Ernest Dewey Albinson (March 9, 1898 in Minneapolis, Minnesota - 1971 in Jalisco, Mexico) was an American artist. Minnesota historian Theodore Christian Blegen called him "a gifted painter of North Shore scenes."

==Early life and education==
Albinson was the son of Swedish immigrant parents.

He studied at the Minneapolis School of Art in 1919, and at the Art Students League on a scholarship. He lived in France from 1923 to 1925.

== Career ==
He was the director and teacher at the Saint Paul School for Art, from 1926 to 1929. From 1929 to 1931, he lived in Italy, then moved to New York in 1932.

In 1933, he worked for the Public Works of Art Project, and in 1934 his painting Northern Minnesota Mine was exhibited at the Corcoran Gallery of Art, and toured the country. He was a project director for the Minnesota State Department of Education, from 1935 to 1937. He painted murals for post offices in Cloquet, Minnesota, and Marquette, Michigan.
He was president of the Minnesota Art Association from 1937 to 1938. From 1939 to 1941, he lived in Quebec.

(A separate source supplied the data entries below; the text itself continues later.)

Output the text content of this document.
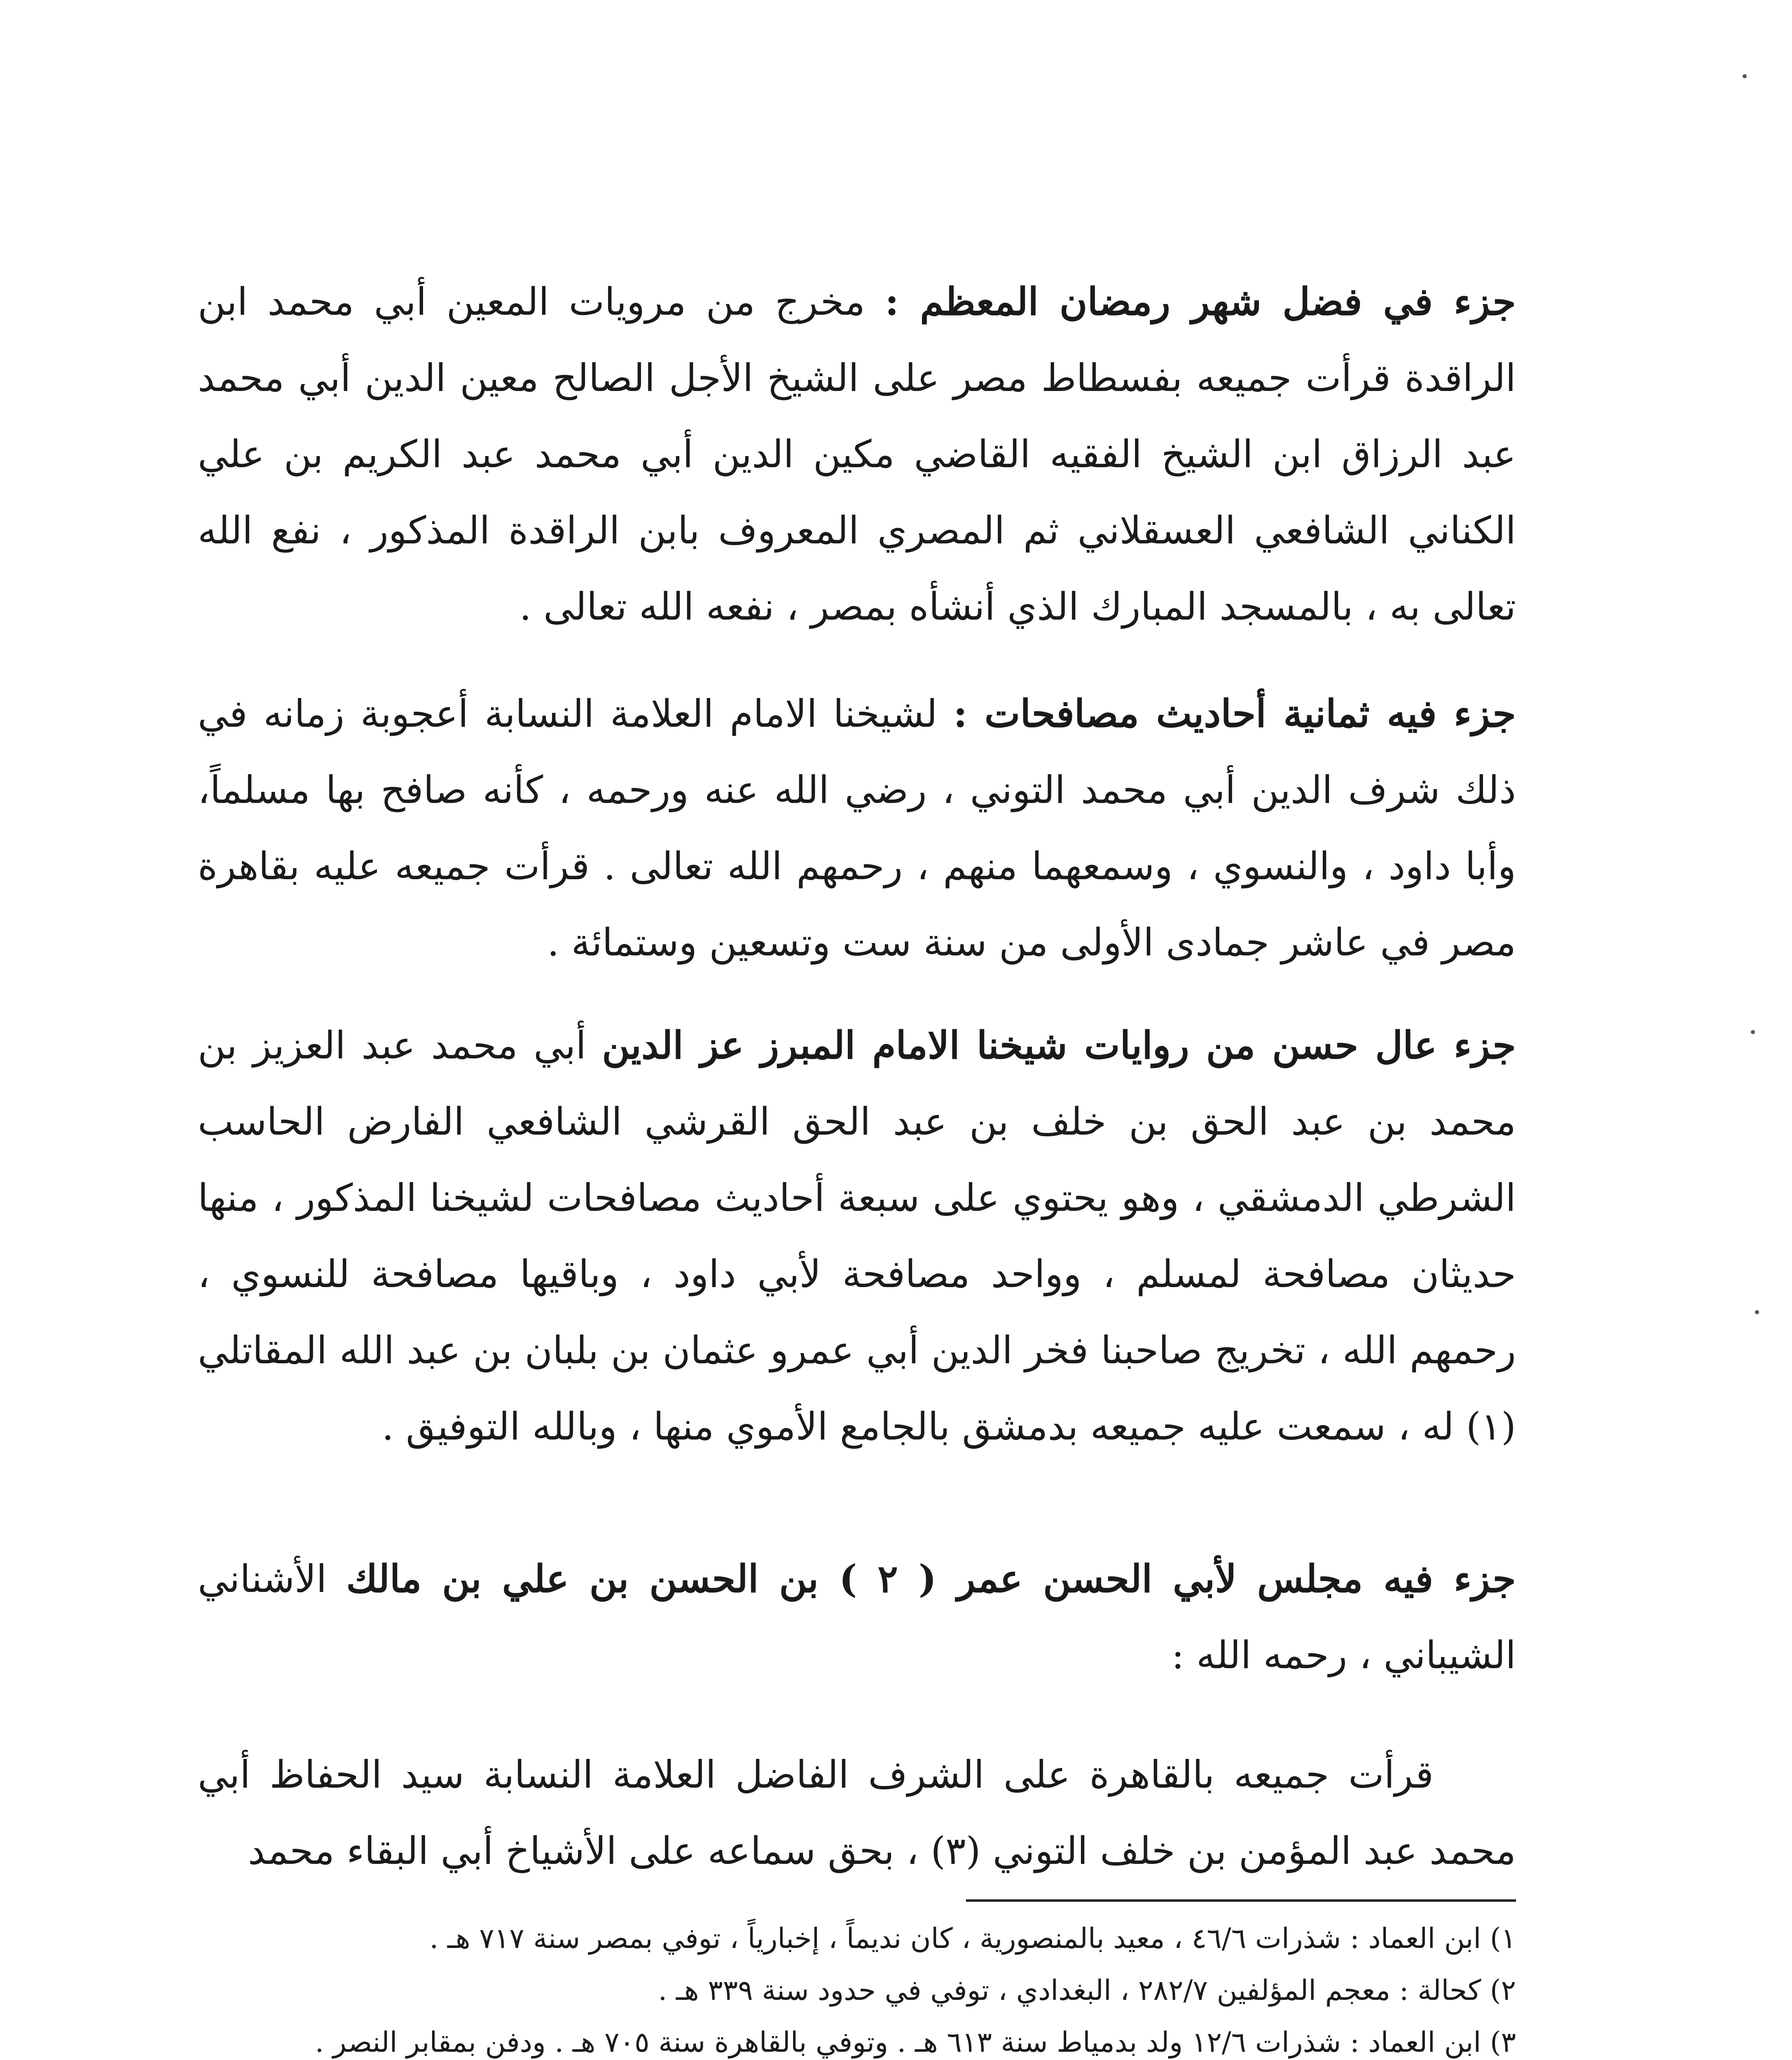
جزء في فضل شهر رمضان المعظم : مخرج من مرويات المعين أبي محمد ابن الراقدة قرأت جميعه بفسطاط مصر على الشيخ الأجل الصالح معين الدين أبي محمد عبد الرزاق ابن الشيخ الفقيه القاضي مكين الدين أبي محمد عبد الكريم بن علي الكناني الشافعي العسقلاني ثم المصري المعروف بابن الراقدة المذكور ، نفع الله تعالى به ، بالمسجد المبارك الذي أنشأه بمصر ، نفعه الله تعالى .

جزء فيه ثمانية أحاديث مصافحات : لشيخنا الامام العلامة النسابة أعجوبة زمانه في ذلك شرف الدين أبي محمد التوني ، رضي الله عنه ورحمه ، كأنه صافح بها مسلماً، وأبا داود ، والنسوي ، وسمعهما منهم ، رحمهم الله تعالى . قرأت جميعه عليه بقاهرة مصر في عاشر جمادى الأولى من سنة ست وتسعين وستمائة .

جزء عال حسن من روايات شيخنا الامام المبرز عز الدين أبي محمد عبد العزيز بن محمد بن عبد الحق بن خلف بن عبد الحق القرشي الشافعي الفارض الحاسب الشرطي الدمشقي ، وهو يحتوي على سبعة أحاديث مصافحات لشيخنا المذكور ، منها حديثان مصافحة لمسلم ، وواحد مصافحة لأبي داود ، وباقيها مصافحة للنسوي ، رحمهم الله ، تخريج صاحبنا فخر الدين أبي عمرو عثمان بن بلبان بن عبد الله المقاتلي (١) له ، سمعت عليه جميعه بدمشق بالجامع الأموي منها ، وبالله التوفيق .

جزء فيه مجلس لأبي الحسن عمر ( ٢ ) بن الحسن بن علي بن مالك الأشناني الشيباني ، رحمه الله :

قرأت جميعه بالقاهرة على الشرف الفاضل العلامة النسابة سيد الحفاظ أبي محمد عبد المؤمن بن خلف التوني (٣) ، بحق سماعه على الأشياخ أبي البقاء محمد

١) ابن العماد : شذرات ٤٦/٦ ، معيد بالمنصورية ، كان نديماً ، إخبارياً ، توفي بمصر سنة ٧١٧ هـ .

٢) كحالة : معجم المؤلفين ٢٨٢/٧ ، البغدادي ، توفي في حدود سنة ٣٣٩ هـ .

٣) ابن العماد : شذرات ١٢/٦ ولد بدمياط سنة ٦١٣ هـ . وتوفي بالقاهرة سنة ٧٠٥ هـ . ودفن بمقابر النصر .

From the 1920s to the 1940s, he would frequently spend summers in Grand Portage, Minnesota painting scenes of the Lake Superior North Shore and the local Ojibwe culture. One frequent subject was a gnarled cedar tree on the lakeshore, known by local Indians as "Spirit Little Cedar Tree." Albinson, however, titled his first painting in his series Witch Tree, and so it has also become known by that name.

After returning to Minnesota, he moved to Stockton, New Jersey (to live near his friend, painter B.J.O. Nordfeldt), and finally to Nayarit, Jalisco, Mexico in 1953.

His work is in the Smithsonian American Art Museum,
San Diego Museum of Art, Minneapolis Institute of Art, University of Michigan Museum of Art, and Frederick R Weisman Art Museum.